President Obama’s State of the Union message this week outlined an appealingly progressive agenda for his second term: sane gun regulation, comprehensive immigration reform, action to curb man-made climate change, and needed investment in the nation’s future.
Now, if only the President could identify an equally compelling strategy for paying for his agenda, and getting a gridlocked Congress to enact it. Much will depend on the amount of public support he can attract to his program, to overcome both inevitable Republican obstructionism and timidity among lawmakers of his own party.
In his speech Tuesday night, Mr. Obama correctly observed that inflexible, across-the-board budget cutting is the wrong approach to reducing the debt and deficit, immediately and in the long term. He restated his formula for assisting economic growth: a balanced package of revenue increases and spending reductions — a sensible approach that GOP leaders have disdained.
The President argued properly for raising revenue by eliminating wasteful tax loopholes that unfairly benefit the richest Americans and corporations. But he was not as forthcoming about necessary reform of the entitlement programs — Social Security, Medicare, Medicaid — that account for 60 percent of federal spending.

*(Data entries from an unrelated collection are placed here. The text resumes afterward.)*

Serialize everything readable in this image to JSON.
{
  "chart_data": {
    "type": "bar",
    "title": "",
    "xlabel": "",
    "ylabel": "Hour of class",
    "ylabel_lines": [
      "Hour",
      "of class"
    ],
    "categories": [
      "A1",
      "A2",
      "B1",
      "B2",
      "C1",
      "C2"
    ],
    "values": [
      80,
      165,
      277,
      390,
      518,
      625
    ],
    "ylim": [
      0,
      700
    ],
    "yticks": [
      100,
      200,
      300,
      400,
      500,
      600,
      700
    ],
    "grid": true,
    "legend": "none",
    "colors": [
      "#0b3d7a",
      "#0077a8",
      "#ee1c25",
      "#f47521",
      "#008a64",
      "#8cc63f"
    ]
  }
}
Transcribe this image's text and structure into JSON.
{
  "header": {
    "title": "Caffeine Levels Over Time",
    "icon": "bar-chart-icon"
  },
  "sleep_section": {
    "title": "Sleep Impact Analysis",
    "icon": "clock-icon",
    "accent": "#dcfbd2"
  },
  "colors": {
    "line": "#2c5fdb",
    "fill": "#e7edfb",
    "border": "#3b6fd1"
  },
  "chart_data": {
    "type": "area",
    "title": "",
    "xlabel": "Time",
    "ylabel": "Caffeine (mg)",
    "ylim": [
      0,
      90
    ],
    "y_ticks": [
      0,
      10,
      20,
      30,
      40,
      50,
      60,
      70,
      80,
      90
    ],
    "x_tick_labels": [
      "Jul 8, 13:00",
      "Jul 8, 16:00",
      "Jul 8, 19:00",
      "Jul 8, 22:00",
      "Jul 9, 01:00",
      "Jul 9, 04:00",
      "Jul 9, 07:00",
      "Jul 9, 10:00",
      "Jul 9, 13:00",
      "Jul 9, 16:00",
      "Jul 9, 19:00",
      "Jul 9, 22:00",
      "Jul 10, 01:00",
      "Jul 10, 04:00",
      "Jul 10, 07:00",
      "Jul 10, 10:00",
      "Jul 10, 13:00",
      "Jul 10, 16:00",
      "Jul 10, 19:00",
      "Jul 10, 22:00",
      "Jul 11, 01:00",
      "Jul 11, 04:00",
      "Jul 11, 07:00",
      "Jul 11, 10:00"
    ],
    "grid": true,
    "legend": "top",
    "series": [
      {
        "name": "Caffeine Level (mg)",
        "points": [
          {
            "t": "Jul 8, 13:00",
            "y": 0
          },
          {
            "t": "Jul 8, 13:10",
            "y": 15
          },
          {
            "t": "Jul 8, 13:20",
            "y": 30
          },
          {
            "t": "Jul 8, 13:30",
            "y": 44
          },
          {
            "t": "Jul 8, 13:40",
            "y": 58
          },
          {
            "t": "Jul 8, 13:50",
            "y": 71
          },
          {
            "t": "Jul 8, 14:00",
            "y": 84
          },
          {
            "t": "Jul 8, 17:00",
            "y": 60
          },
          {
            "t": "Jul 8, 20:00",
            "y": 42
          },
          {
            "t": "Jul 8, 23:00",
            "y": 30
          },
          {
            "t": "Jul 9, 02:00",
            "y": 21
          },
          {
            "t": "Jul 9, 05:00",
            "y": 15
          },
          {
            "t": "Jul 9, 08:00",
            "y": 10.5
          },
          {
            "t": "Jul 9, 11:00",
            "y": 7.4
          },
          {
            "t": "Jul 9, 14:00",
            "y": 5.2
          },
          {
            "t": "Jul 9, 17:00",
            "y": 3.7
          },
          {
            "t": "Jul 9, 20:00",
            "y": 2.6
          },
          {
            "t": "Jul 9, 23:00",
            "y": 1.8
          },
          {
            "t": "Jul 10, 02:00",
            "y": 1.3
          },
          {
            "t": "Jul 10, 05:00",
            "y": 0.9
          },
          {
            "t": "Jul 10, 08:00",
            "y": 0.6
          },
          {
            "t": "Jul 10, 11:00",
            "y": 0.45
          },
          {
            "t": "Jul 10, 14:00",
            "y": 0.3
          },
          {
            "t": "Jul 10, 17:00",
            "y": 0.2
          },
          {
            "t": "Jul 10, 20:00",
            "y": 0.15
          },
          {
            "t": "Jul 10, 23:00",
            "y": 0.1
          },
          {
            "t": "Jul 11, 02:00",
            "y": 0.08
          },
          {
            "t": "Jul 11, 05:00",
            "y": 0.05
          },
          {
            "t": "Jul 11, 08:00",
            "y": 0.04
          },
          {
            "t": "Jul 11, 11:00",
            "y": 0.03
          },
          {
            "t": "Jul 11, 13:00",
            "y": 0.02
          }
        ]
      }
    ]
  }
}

On Medicare, Mr. Obama offered such good ideas as negotiating with drug companies to get better rates, and requiring better-off recipients to pay more for their benefits. But such proposals, which the President conceded are “modest,” are only the start of the changes needed to pare the debt and sustain entitlement programs in the long run, without mortgaging the nation’s future or harming the programs’ neediest beneficiaries.
The failure of meaningful budget reform, coupled with the still-sluggish economic recovery, could doom the sound domestic priorities the President identified this week, including universal public preschool, a higher federal minimum wage that would rise with inflation, and greater help from Washington to cope with rapidly rising college costs.
He also would accelerate government support of manufacturing (he cited a public-private innovation hub in Youngstown as an example), needed repairs of roads and bridges, and clean-energy technology. Such things can create jobs and promote economic growth.
On foreign affairs, Mr. Obama promised to reduce U.S. troop levels in Afghanistan by half over the next year, as Afghan forces properly assume greater responsibility for that nation’s defense. His call for a U.S.-European free-trade zone offers the promise of increasing exports and preserving American jobs. He was much more vague about how he plans to deal with such global hot spots as Syria, Iran, and the Middle East, and about how his administration will become more open in developing its criteria for targeting enemy combatants.
The President’s domestic agenda also includes such items as improved voting procedures — a particular concern in Ohio. He was especially eloquent in his demand that Congress act promptly on his package of gun reforms, including a renewed assault-weapons ban and tougher background checks of would-be gun buyers. He said of the families of victims of gun violence, some of whom were in the audience for his speech: “They deserve a vote.” He’s right.
President Obama warned recalcitrant lawmakers that he will act alone on issues such as global warming if they refuse to cooperate with him, but that strategy is limited. It would be far better if Congress would finally acknowledge the President’s electoral victory last November, and work with him to pursue the priorities and vision that American voters have affirmed.